8.すべてのタスクで相対見積もりをしたら、
①相対見積りを絶対見積りに直す。(規模2が5日なら、規模3は7日又は7.5日又は8日)
②工数を期間に直す。(工数 30 人日のタスクを 3 人で実施すれば期間は 10 日)
9.1で除外した期間固定のタスクを見積もる。
期間×人数=工数。(期間 1 日のタスクに 5 人かければ工数 5 人日)

このとき、期間変動タスクと期間固定タスクでは、工期と工数の算出方法に以下のような違いがあります。

プランニングポーカーの進め方
プランニングポーカーの進め方

WBSのワークパッケージの粒度はどれくらいが適切ですか?

WBSの最下位レベルのタスクをワークパッケージといいます。

それ以上“子供”のいないタスクがワークパッケージです。

このワークパッケージの粒度はプロジェクトにより異なります。

一般的な指針としては、5日~10日間程度の作業にすると良いでしょう。

なぜなら、週一で進捗定例会議をする組織が多いため、完了/未完了という判断ができ、曖昧さが減るからです。
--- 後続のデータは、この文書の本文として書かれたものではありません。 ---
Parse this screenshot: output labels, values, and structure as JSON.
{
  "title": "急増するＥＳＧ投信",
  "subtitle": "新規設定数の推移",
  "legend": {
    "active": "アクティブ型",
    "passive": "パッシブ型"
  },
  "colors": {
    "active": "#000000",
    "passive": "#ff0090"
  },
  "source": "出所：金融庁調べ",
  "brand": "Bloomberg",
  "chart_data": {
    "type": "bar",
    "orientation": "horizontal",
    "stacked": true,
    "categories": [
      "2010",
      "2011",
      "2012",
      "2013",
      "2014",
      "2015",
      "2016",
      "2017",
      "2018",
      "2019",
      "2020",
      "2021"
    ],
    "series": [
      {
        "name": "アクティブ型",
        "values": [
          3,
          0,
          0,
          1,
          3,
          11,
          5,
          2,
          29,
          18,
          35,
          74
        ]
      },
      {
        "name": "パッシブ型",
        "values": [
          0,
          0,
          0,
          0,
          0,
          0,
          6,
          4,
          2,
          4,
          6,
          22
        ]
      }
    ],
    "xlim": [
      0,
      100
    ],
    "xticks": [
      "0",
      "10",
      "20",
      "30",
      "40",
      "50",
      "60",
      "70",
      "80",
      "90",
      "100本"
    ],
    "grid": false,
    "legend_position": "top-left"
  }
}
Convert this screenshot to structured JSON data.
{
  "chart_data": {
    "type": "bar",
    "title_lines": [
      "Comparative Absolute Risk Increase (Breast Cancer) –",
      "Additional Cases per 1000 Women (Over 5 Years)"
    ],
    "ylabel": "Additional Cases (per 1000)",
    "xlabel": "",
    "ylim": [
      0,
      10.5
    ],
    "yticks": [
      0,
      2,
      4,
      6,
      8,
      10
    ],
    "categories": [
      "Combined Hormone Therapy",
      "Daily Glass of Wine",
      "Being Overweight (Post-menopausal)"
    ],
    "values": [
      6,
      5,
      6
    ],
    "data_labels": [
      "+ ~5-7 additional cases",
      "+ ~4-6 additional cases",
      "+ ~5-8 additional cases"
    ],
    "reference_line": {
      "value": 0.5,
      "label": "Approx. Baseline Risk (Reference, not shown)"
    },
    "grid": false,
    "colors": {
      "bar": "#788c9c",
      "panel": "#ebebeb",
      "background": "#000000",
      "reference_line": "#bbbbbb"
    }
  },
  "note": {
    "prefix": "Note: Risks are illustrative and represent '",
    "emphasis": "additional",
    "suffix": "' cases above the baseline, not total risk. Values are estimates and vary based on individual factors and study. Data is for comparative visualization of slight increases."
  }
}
ただし、より重要な視点として、実効性のあるWBSとするために以下の3点の指針に沿うと良いでしょう。

  • 成果物がイメージでき責任者を任命できるレベルまで分割する。
  • 実績の少ない作業や複雑なものほど細かく分解する。
  • 過去に十分実績のある作業については細かく分解しなくてもよい。

上記、2,3については逆をやってしまうことも多いようです。

WBSは地図のようなものです。

地図は知らない土地でこそ役に立ちます。

・プランニングポーカーだと少人数での対応が主と思いますが、

 中大規模プロジェクトだとどんな方法がありますか?

・大規模プロジェクトの場合、WBS&ネットワーク図を作るだけでも

 かなり時間がかかると思います。実際に活用しているケースは多いでしょうか?

研修では規模の大小にかかわらず使える手法をお伝えしております。

規模が大きくなった場合は、一部のタスクを独立させてWBSにすると思います。

場合によってはそれぞれのタスクにPMを専任することもあるでしょう。

いわゆる段階的詳細化の考え方です。

従いまして、規模が大きくなったときも今回と同じ手法が使えます。

ただし、注意点としては、大規模プロジェクトでは人手で集約/集計することが難しくなりますので、

システム化が必須となるでしょう。

小規模な案件も多数実施するのですが、WBSはどのくらいの規模のものから使用すると効率が良いなど目安はありますでしょうか。

プロジェクトである限りはWBSを作成すべきです。

どんなに小さなプロジェクトでもタスクリストは作れるはずです。

例えば、個人のお引越しのようなプロジェクトであってもタスクをリスト化する習慣を持たれると良いでしょう。

手前味噌ですが、私は企業研修の一日一日もプロジェクトと考えてタスクを出しています。

そして、研修中はリアルタイムに時間を書き換えて時間内に収まるように調整していたりします。